I have several piercings and really like them, but I'll let DD make that decision for herself. If she asks, we'll get it done then. If she never asks, then we won't.
post #97 of 99
Nope, nope, nope!!!!

DH and I both have piercing and tattoos.....and a lot of them. DH has so many tattoos I can't count them and he used to have a lot of piercings. I have a facial piercing as well as in my ears and two largish tattoos. People EXPECTED us to get our DD's ears pierced and totally thought we were crazy that we refuse to do it. They think because we have tattoos and piercings that we for surely would have pierced our daughters ears.
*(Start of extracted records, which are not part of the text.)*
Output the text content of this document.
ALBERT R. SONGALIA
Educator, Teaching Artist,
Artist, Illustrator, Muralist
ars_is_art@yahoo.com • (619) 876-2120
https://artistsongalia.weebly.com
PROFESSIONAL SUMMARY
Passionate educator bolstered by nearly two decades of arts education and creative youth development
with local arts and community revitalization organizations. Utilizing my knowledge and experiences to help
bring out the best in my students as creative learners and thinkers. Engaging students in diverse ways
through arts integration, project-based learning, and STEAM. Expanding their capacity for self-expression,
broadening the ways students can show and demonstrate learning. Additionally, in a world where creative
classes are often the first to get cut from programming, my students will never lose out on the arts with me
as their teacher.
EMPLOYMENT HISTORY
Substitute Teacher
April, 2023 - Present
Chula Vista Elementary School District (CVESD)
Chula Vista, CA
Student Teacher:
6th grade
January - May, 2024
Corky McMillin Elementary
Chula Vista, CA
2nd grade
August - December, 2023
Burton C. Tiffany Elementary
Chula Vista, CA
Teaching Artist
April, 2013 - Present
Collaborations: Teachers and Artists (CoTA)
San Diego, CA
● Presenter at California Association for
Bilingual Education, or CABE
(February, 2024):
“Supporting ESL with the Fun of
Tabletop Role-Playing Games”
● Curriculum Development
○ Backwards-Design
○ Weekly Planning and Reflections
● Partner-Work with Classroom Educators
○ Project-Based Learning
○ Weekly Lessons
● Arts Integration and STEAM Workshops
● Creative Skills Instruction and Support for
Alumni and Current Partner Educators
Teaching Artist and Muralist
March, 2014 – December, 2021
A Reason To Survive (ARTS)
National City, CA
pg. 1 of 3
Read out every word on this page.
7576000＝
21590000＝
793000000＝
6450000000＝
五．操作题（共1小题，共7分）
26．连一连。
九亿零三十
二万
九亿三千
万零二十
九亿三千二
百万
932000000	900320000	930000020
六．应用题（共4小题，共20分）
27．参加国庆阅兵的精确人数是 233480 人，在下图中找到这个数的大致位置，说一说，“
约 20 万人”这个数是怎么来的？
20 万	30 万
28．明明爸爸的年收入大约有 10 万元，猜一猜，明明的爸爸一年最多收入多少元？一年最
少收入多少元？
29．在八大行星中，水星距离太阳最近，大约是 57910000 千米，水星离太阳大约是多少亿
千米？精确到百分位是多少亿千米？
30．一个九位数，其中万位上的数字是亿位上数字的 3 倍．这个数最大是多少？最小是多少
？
It is HER body. Not ours. We are old enough to make the decisions on what we do/don't want done to ours. She's not and I would never make an alteration to her body. When she is old enough to decide for herself, I have no problem with her getting them done. Just as when she turns 16, if she wants other things pierced....have at 'er. When she turns 18, if she wants to get tattooed, go ahead. Those things are very personal decisions. Even 'JUST' having her ears peirced.
post #98 of 99
No piercing here. They can get it when they ask, realize it will hurt, and will comply with keeping it clean.

It hurts I wouldn't have my kid wear painful shoes so he looks cute. Why get a earrings?
post #99 of 99
No. They're welcome to have them done if they want it and DH and I think they understand the pain/care issues etc. I wouldn't do it for someone who can't consent just so people won't think they're a boy.